The young man did not conceal his disdain for Ata and Dawud’s families. He sensed his father was not overly fond of them and scoffed at their roots at every opportunity. He began to light the political sky at the center of the young Wafdists and was the one they would proffer to the Wafd leaders. His ambitions for the nation reached for distant horizons. His brother Labib, who was a public attorney at the time, tried to put the brakes on his exuberance but he said, “I’ve discovered my path and won’t ever turn back.”
“What if you lose your job? You know we’re poor,” he inquired with natural calm.
“Then I’ll work for the press,” he replied confidently.
But he did not lose his job or work for the press or continue his political struggle. At the beginning of Ismail Sidqi’s time, during the flood of demonstrations protesting against the abrogation of the 1923 Constitution, he was shot dead in Muhammad Ali Street.
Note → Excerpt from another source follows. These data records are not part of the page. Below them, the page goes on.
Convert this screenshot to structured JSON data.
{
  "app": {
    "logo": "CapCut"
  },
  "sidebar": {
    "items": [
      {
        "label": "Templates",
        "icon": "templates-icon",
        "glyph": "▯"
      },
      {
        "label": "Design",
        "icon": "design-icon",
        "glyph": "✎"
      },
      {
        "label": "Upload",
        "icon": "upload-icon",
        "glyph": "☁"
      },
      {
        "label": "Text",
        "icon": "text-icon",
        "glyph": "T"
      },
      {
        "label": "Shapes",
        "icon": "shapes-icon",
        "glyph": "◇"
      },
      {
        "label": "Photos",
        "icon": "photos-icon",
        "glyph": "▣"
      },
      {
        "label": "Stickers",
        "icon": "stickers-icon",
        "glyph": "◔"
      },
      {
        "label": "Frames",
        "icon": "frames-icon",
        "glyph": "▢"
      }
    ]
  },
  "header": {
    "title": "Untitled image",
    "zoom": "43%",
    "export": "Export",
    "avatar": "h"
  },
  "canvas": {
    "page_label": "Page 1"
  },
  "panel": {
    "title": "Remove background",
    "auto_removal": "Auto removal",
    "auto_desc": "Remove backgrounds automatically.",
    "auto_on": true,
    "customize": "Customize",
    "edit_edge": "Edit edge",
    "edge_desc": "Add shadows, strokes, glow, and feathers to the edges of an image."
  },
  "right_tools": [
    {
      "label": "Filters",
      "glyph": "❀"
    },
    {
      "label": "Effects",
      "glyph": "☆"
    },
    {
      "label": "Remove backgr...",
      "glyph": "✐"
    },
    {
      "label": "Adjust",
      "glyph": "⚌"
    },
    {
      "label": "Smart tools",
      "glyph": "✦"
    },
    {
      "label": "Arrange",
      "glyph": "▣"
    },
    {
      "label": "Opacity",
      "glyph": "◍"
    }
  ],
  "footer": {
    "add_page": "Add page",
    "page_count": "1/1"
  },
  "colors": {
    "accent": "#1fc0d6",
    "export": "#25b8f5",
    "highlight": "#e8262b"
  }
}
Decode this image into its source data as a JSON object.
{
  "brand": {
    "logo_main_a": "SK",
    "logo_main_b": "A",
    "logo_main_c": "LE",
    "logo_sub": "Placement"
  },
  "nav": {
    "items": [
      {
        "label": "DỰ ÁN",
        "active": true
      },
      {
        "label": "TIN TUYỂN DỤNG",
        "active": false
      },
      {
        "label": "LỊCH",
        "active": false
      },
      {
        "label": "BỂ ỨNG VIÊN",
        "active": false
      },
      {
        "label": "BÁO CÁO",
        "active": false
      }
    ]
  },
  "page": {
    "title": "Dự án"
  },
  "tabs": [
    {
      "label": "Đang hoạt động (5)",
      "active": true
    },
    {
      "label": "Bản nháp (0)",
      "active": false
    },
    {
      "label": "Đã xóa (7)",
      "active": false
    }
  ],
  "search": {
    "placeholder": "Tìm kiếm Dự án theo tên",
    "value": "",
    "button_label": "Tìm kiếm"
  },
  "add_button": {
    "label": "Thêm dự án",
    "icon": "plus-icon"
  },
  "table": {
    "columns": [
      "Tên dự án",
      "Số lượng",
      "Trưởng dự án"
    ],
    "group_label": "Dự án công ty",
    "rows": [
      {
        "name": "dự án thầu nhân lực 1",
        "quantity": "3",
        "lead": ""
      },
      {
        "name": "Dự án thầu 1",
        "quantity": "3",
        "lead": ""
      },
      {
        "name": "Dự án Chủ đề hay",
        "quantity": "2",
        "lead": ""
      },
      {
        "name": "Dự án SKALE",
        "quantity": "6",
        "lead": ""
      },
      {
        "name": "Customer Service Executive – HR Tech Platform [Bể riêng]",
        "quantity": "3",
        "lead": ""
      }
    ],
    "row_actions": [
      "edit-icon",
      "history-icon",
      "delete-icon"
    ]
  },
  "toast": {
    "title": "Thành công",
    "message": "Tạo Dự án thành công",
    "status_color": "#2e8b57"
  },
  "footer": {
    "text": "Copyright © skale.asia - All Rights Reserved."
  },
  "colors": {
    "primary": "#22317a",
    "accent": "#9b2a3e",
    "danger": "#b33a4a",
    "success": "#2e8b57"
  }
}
The security forces took charge of his burial, along with many others, so as to prevent their funeral processions from paving the way for furt
her demonstrations; only his father, uncle, and brothers were permitted to attend. His premature death shook Surur and Amr’s families profoundly. They recalled what Shaykh Qasim had said to him at the end of one visit to his uncle’s house: “You will raise the red flag.” They interpreted the words as a reference to the blood spilled the day he was martyred.
Badriya Hussein Qabil
SHE WAS BORN IN AN APARTMENT in a modern block on Ibn Khaldun Street, the first child of Hussein Qabil, the antique dealer in Khan al-Khalili, and Samira, the fourth child of Amr Effendi. The quarter was fragrant with the perfume of westernized Jews and the apartment radiated elegance, good taste, and affluence. As Badriya grew, sweetness infused her features and gracefulness her manner. When she visited the old house in Bayt al-Qadi with her parents, her early maturity would attract attention. Amr Effendi, her grandfather, chuckled and said, “She’ll be wearing the higab and veil before long.”
“But she is going to continue until she finishes her education, Uncle,” said Hussein Qabil.
“What a weird, wonderful world,” Radia laughed.
“We won’t treat our sons and daughters any different,” said Samira.
“Even if a bridegroom comes round the corner?” asked Radia.
“He can wait or go in peace,” Samira said without hesitating.
“Samira, you’re quite the odd one out in this family!” said her father, disguising his objection with a smile.
When she reached adolescence a merchant on a visit to her father’s shop saw her and wanted to marry her, but he turned away when he discovered he would have to wait until she finished her education. Another visitor came forward whom they could not satisfy. Then, in her fifteenth year, sitting on the balcony with her mother and brothers and sisters, she suddenly collapsed, her body rigid, her limbs shuddering, her mouth foaming. Alas, it was epilepsy. Qasim’s tragedy was etched in people’s hearts but this was epilepsy of the most violent kind. The doctor was summoned and advised rest, a change of air, and extremely gentle treatment. She stopped going to school. The glow in her wide eyes was replaced by a vacant, dazed look, and her ability to converse vanished, replaced by senseless jabber. Samira appealed to her mother for help.